Close Your Eyes and Imagine…


Reading to Learn

Allison McDonald



Children need to learn to visualize what they read so they can form mental images in their mind to help them with understanding the story.  Since the most important goal in reading is comprehension, children need to be able to visualize what they read so it will make sense.  As children read the book they will be able to construct mental images from the reading through visualization.



·        Book:  White, E.B. (1952).  Charlotte’s Web.  Harper & Row, Publishers:  New York. (class set)

·        Writing Journals (class set)

·        Pencils, crayons, markers

·        Checklist (for teacher)

o       Illustration reflects passage from book

o       Child can describe passage after reading

o       Child comprehends book by telling the class



1.  Review silent reading with the class, and ask “Is silent reading important?  Yes, because if everyone is reading out loud at the same time it is very hard to concentrate.  Now (teacher picks two students to come up with their books) I want the three of us to start reading our books out loud together.  Okay read.”  (Teacher and two students read books out loud at the same time)  After a few seconds say “stop.”  “Now could anyone understand what we were reading about?  No, because we were all reading at the same time.  Now I want everyone to read silently for a few seconds. (Everyone reads silently)  Now stop.  Wasn’t that much easier to understand what you were reading.  So today I want everyone to read silently so we can all visualize what we are reading individually.”

2.  “Today we are going to work on making pictures in our mind as we read.  Most chapter books do not have pictures in them so we have to create them in our mind.  Now we are going to practice, I want everyone to close your eyes while I read a part of Charlotte’s Web. (Teacher reads the first paragraph of the book)  Now open your eyes, who can raise their hand and describe the picture they made in their mind.  (Teacher calls on several students to share)  The wonderful thing about making these pictures in your mind is that they are your own, so you can create the way you want everything to look.”

3.  “We are going to start reading Charlotte’s Web and I want everyone to use your visualization strategies as you read.  If you need to close your eyes every now and then to picture something then feel free to do so.”

4.  “Now I want everyone to get their book out and place it on your desk, and listen to me.  This book is about a little girl named Fern who loved a pig named Wilbur.  Wilbur was going to be sent off to the butcher, so Fern and Wilbur’s friends, Charlotte and Templeton, tried to save him.  Now let’s read Charlotte’s Web and find out what happens to Wilbur.  Now I want everyone to read the first page silently and don’t forget to visualize the story.”

5.  “Now raise your hand when you are done reading the first page.”  The teacher will call on students to share their visualizations of the first page.

6.  “I want you all to continue reading until you get to chapter 2.  I want you then to write down your favorite part of the chapter so far and draw a picture of it.”  The students will then present their favorite part to the class and show their image of that part. (The teacher will use the checklist during these presentations.)

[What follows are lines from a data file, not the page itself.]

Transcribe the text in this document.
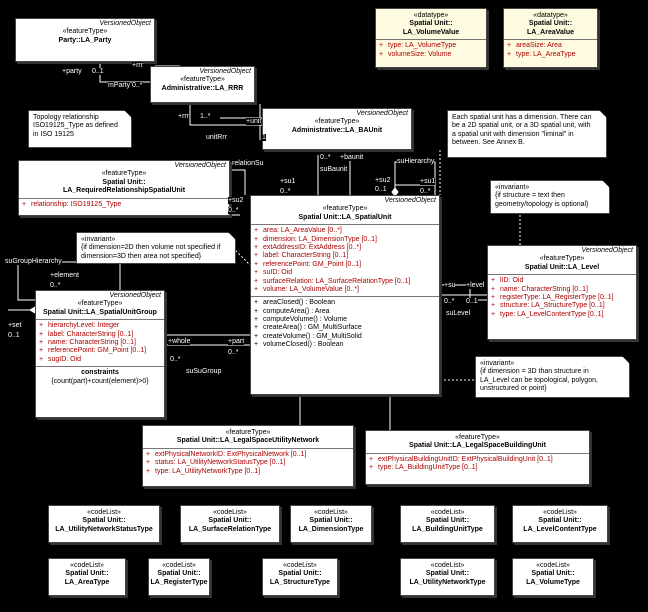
VersionedObject
«featureType»
Party::LA_Party
VersionedObject
«featureType»
Administrative::LA_RRR
Topology relationship ISO19125_Type as defined in ISO 19125
VersionedObject
«featureType»
Administrative::LA_BAUnit
Each spatial unit has a dimension. There can be a 2D spatial unit, or a 3D spatial unit, with a spatial unit with dimension "liminal" in between. See Annex B.
«datatype»
Spatial Unit::
LA_VolumeValue
+ type: LA_VolumeType
+ volumeSize: Volume
«datatype»
Spatial Unit::
LA_AreaValue
+ areaSize: Area
+ type: LA_AreaType
VersionedObject
«featureType»
Spatial Unit::
LA_RequiredRelationshipSpatialUnit
+ relationship: ISO19125_Type
«invariant»
{if structure = text then geometry/topology is optional}
«invariant»
{if dimension=2D then volume not specified if dimension=3D then area not specified}
VersionedObject
«featureType»
Spatial Unit::LA_SpatialUnit
+ area: LA_AreaValue [0..*]
+ dimension: LA_DimensionType [0..1]
+ extAddressID: ExtAddress [0..*]
+ label: CharacterString [0..1]
+ referencePoint: GM_Point [0..1]
+ suID: Oid
+ surfaceRelation: LA_SurfaceRelationType [0..1]
+ volume: LA_VolumeValue [0..*]
+ areaClosed() : Boolean
+ computeArea() : Area
+ computeVolume() : Volume
+ createArea() : GM_MultiSurface
+ createVolume() : GM_MultiSolid
+ volumeClosed() : Boolean
VersionedObject
«featureType»
Spatial Unit::LA_SpatialUnitGroup
+ hierarchyLevel: Integer
+ label: CharacterString [0..1]
+ name: CharacterString [0..1]
+ referencePoint: GM_Point [0..1]
+ sugID: Oid
constraints
{count(part)+count(element)>0}
VersionedObject
«featureType»
Spatial Unit::LA_Level
+ lID: Oid
+ name: CharacterString [0..1]
+ registerType: LA_RegisterType [0..1]
+ structure: LA_StructureType [0..1]
+ type: LA_LevelContentType [0..1]
«invariant»
{if dimension = 3D than structure in LA_Level can be topological, polygon, unstructured or point}
«featureType»
Spatial Unit::LA_LegalSpaceUtilityNetwork
+ extPhysicalNetworkID: ExtPhysicalNetwork [0..1]
+ status: LA_UtilityNetworkStatusType [0..1]
+ type: LA_UtilityNetworkType [0..1]
«featureType»
Spatial Unit::LA_LegalSpaceBuildingUnit
+ extPhysicalBuildingUnitID: ExtPhysicalBuildingUnit [0..1]
+ type: LA_BuildingUnitType [0..1]
«codeList»
Spatial Unit::
LA_UtilityNetworkStatusType
«codeList»
Spatial Unit::
LA_SurfaceRelationType
«codeList»
Spatial Unit::
LA_DimensionType
«codeList»
Spatial Unit::
LA_BuildingUnitType
«codeList»
Spatial Unit::
LA_LevelContentType
«codeList»
Spatial Unit::
LA_AreaType
«codeList»
Spatial Unit::
LA_RegisterType
«codeList»
Spatial Unit::
LA_StructureType
«codeList»
Spatial Unit::
LA_UtilityNetworkType
«codeList»
Spatial Unit::
LA_VolumeType
+party 0..1
+rrr
mParty 0..*
+rrr 1..*
+unit
unitRrr	1
relationSu
0..* +baunit
suBaunit
+su1
0..*
+su2
0..*
suHierarchy
+su1
0..1
+su2
0..*
suGroupHierarchy
+element
0..*
+set
0..1
+whole	+part
0..*
0..*
suSuGroup
+su +level
0..* 0..1
suLevel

Children will read silently chapter one, and then write down their favorite part and draw a picture of it.  During the presentation the teacher will use the checklist to assess what they know.



Cuff, Kristen.  “Open the Doors to Imagination.”


Pressley, M. (1989).  “Strategies That Improve Children’s Memory and Comprehension of Text”.  The Elementary School Journal.  pp. 9-13.


White, E.B. (1952).  Charlotte’s Web.  Harper & Row, Publishers:  New York.